We can use the formula
$$F(x)=e^{λx} [ ρ-λμ-\dfrac{1}{2} λ^2 σ^2 ]^{-1}. (1) $$
to derive an expression for F(x) when f(x) is any integer power $x^n$. Begin by observing that for the exponential flow function,
$$F(x)=E[\int_0^\infty\sum_0^\infty\dfrac{1}{n!} (λx_t )^n e^{-ρt} dt|x_0=x]$$ $$F(x)=\sum_0^\infty\dfrac{λ^{n}}{n!} E[\int_0^\infty x_t^n e^{-ρt} dt|x_0=x]$$
Now we can expand the right hand side of (1) in powers of $\lambda$. Since the resulting power series must equal the series just above for all $\lambda$ in a neighborhood that includes $\lambda=0$, we can equate the coefficients of $\lambda^{n}$ on the two sides. This yields an expression for the expected present value of the nth power of x.

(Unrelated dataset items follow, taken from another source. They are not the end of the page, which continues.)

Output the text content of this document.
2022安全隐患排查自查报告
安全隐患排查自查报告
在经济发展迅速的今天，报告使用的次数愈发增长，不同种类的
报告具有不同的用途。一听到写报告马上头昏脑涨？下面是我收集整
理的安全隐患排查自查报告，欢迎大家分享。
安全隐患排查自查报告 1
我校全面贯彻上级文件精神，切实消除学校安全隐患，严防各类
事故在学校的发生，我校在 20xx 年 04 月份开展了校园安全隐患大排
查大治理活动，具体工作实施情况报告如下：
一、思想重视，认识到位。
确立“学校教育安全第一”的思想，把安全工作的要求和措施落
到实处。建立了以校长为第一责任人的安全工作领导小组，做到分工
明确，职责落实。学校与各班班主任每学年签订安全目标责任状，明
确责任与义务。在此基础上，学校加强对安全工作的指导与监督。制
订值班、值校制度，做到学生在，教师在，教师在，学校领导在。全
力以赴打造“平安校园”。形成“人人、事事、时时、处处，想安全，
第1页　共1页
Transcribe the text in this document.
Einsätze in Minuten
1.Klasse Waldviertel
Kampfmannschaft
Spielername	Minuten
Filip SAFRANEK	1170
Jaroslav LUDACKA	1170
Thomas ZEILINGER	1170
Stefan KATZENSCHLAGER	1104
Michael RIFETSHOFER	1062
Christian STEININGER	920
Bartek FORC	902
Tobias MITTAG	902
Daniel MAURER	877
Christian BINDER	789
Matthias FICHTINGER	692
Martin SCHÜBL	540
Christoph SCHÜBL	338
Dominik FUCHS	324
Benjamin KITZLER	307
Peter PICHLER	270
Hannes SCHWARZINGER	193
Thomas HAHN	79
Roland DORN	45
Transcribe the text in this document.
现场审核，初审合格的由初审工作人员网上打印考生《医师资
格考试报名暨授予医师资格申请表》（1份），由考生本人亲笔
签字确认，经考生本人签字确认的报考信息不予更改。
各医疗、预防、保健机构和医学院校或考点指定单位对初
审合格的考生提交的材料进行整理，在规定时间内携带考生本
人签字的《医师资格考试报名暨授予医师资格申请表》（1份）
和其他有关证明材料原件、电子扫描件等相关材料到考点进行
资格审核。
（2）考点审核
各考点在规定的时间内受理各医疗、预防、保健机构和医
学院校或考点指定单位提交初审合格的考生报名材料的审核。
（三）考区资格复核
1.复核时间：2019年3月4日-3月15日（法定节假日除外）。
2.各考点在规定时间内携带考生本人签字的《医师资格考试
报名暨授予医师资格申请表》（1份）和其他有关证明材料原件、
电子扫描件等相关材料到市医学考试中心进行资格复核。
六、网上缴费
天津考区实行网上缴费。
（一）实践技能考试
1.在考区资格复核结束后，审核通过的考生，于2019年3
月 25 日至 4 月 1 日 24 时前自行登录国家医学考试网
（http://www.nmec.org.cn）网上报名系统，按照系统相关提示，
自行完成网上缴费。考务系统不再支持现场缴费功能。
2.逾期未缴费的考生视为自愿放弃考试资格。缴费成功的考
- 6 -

To expand the right hand side of (1), note that
$$e^{λx}= \sum_0^\infty\dfrac{λ^{n}}{n!} λ^n x^n,$$
and
$$[ρ-μλ-1/2 σ^2 λ^2 ]^{-1}=\dfrac{1}{\rho}\sum_0^\inftyρ^{-n} (μλ+1/2 σ^2 λ^2 )^n ,$$
For each n, the nth power of the sum of terms in $\lambda$ and $\lambda^2$ in the second of these series must be written out using the binomial theorem. Then the two series can be multiplied together and the coefficients of like powers of $\lambda$ collected to express the product as a single power series. But the first few powers are not too hard, and yield the following results for the discounted present values of x and $x^2$:
$$ E\int_0^\infty x_t e^{-ρt} dt=\dfrac{μ}{ρ^2} +\dfrac{x}{ρ}, (2)$$
$$ E\int_0^\infty x_t^2 e^{-ρt} dt=\dfrac{σ^2}{ρ^2} +\dfrac{2μ^2}{ρ^3}+\dfrac{2μx}{ρ^2} +\dfrac{x^2}{ρ}. (3)$$
Did i not understand how equation (2)and (3), they were obtained?